Senior qualifies for national forensics tournament


Photo courtesy of the MWHS Forensics Team twitter

Forensics sponsor Jennifer Jerome and senior Aaryan Naik celebrate after qualifying for the NSDA nationals. “Aaryan didn’t join the team until February of his Freshman year,” Jerome said. “He was a strong competitor from the get go. It’s like he had found his calling. He experimented with multiple events before finding his strength in Informative speaking.”

Olivia Oeth, News Director

Forensics, a nationally recognized extracurricular activity, is based on the ability of a student’s speaking skills and growth over time. The Millard West Forensics team is continuously recognized for their success with numerous round placements from students such as senior and President of Forensics Aaryan Naik.
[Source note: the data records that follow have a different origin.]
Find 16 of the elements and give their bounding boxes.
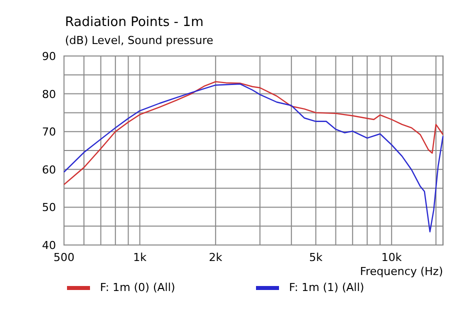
y-tick-label: 50: [42, 201, 56, 214]
x-tick-label: 10k: [381, 251, 402, 264]
x-tick-label: 5k: [309, 251, 324, 264]
x-tick-label: 2k: [208, 251, 223, 264]
y-tick-label: 80: [42, 88, 56, 101]
chart-title: Radiation Points - 1m: [65, 15, 204, 30]
y-tick-label: 90: [42, 50, 56, 63]
y-tick-label: 40: [42, 239, 56, 252]
legend-label: F: 1m (0) (All): [100, 281, 176, 294]
y-tick-label: 70: [42, 126, 56, 139]
x-tick-label: 1k: [133, 251, 148, 264]
y-axis-title: (dB) Level, Sound pressure: [65, 34, 214, 47]
legend-label: F: 1m (1) (All): [289, 281, 364, 294]
x-axis-title: Frequency (Hz): [360, 265, 443, 278]
y-tick-label: 60: [42, 163, 56, 176]
x-tick-label: 500: [54, 251, 74, 264]
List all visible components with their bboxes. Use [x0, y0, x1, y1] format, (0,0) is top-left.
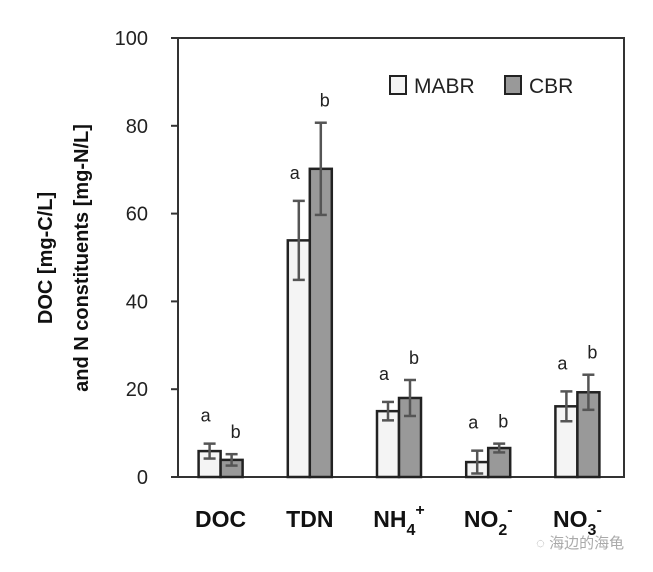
significance-label: a — [557, 353, 568, 373]
category-superscript: - — [507, 502, 512, 519]
category-base: NH — [373, 506, 406, 532]
category-base: NO — [464, 506, 499, 532]
y-tick-label: 100 — [115, 28, 148, 50]
y-tick-label: 60 — [126, 204, 148, 226]
significance-label: a — [468, 413, 479, 433]
category-subscript: 3 — [588, 522, 597, 539]
significance-label: b — [587, 343, 597, 363]
category-label: TDN — [286, 506, 333, 532]
category-label: NO2- — [464, 502, 513, 539]
significance-label: a — [379, 364, 390, 384]
significance-label: b — [498, 412, 508, 432]
category-base: DOC — [195, 506, 246, 532]
category-subscript: 4 — [406, 522, 415, 539]
category-label: NH4+ — [373, 502, 424, 539]
watermark-text: 海边的海龟 — [549, 535, 625, 552]
category-base: TDN — [286, 506, 333, 532]
y-axis-label-line1: DOC [mg-C/L] — [35, 192, 57, 324]
significance-label: b — [409, 348, 419, 368]
significance-label: b — [231, 422, 241, 442]
y-tick-label: 20 — [126, 379, 148, 401]
category-superscript: + — [415, 502, 424, 519]
y-tick-label: 40 — [126, 291, 148, 313]
legend-swatch-mabr — [389, 75, 407, 95]
significance-label: b — [320, 91, 330, 111]
y-tick-label: 0 — [137, 467, 148, 489]
legend-label-mabr: MABR — [414, 75, 475, 98]
category-label: DOC — [195, 506, 246, 532]
legend-label-cbr: CBR — [529, 75, 573, 98]
category-label: NO3 - — [553, 502, 602, 539]
wechat-icon: ◌ — [536, 535, 550, 552]
watermark: ◌ 海边的海龟 — [536, 532, 624, 553]
y-axis-label-line2: and N constituents [mg-N/L] — [71, 124, 93, 392]
category-base: NO — [553, 506, 588, 532]
y-tick-label: 80 — [126, 116, 148, 138]
category-superscript: - — [596, 502, 601, 519]
category-subscript: 2 — [498, 522, 507, 539]
legend-swatch-cbr — [504, 75, 522, 95]
significance-label: a — [201, 406, 212, 426]
significance-label: a — [290, 163, 301, 183]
Having been on the team for nearly the full four years of his high school career having started halfway through freshman year, Naik has been able to place in a multitude of competitions ranging from local to national tournaments. His progression has been a product of his many hours of work inside and outside of school.

Winning six tournaments this year and having been a national quarterfinalist his junior year, Naik has felt the weight of watchful eyes on him.

“I felt pressured to qualify this year because I did last year, but I also love going to Nationals,” Naik said. “I competed at the National Qualifier Tournament and placed in the top two from the entire tournament.”

The NSDA (National Speech and Debate Association) hosts the hardest tournament to qualify for out of three total national competitions in Albuquerque, New Mexico, and Naik is bringing his Informative event to the stage. An Informative is a speech detailing a topic with boards to back up their points. Naik’s “info” topic is based on houseplants.

“This tournament has a high stakes qualifying tournament,” Forensics coach, speech teacher and director on the National Speech and Debate Association Board of Directors Jennifer Jerome said. “There are three preliminary rounds of competition and a final. To determine the six finalists, the rankings of each student are taken into account. Those with the lowest rank advance.”

Once a qualifier makes it to their rooms, they must be able to speak in front of various groups of people, making it from round to round until the competitors at whittled down to the best. Rooms hold preliminaries that increase in size as the competitor advances until the final rounds that are presented on a stage.

Jerome has followed Naik through his speech career and plans on accompanying him to the competition. Her position details planning and managing the team as well as 

“I’ve had a lot of support through the years,” Naik said. “Jerome encourages me to be the best version of myself, even outside the competition, and I have made some of the best friends ever. I can also now do presentations in class without being super nervous and I learn a lot from other people’s speeches.”

Friends such as senior Parker Speck have been able to see Naik’s growth from a scholastic and personal standpoint. From after school practices to bondings, their connection has strengthened in ways beyond the activity while keeping a supportive attitude for each other.  

“Over the past four years I’ve seen Aaryan grow as a person as well as a speaker,” Speck said. “I think that his performance has coincided with that. He has major successes in Nebraska as well as on the national circuit since his sophomore year. I love to see my friend in an environment where he flourishes. And it’s fun to see and compare it to where he has come from.”

Although not planning on doing forensics in college, Naik’s high school memories will undoubtedly be an unforgettable part of who he is.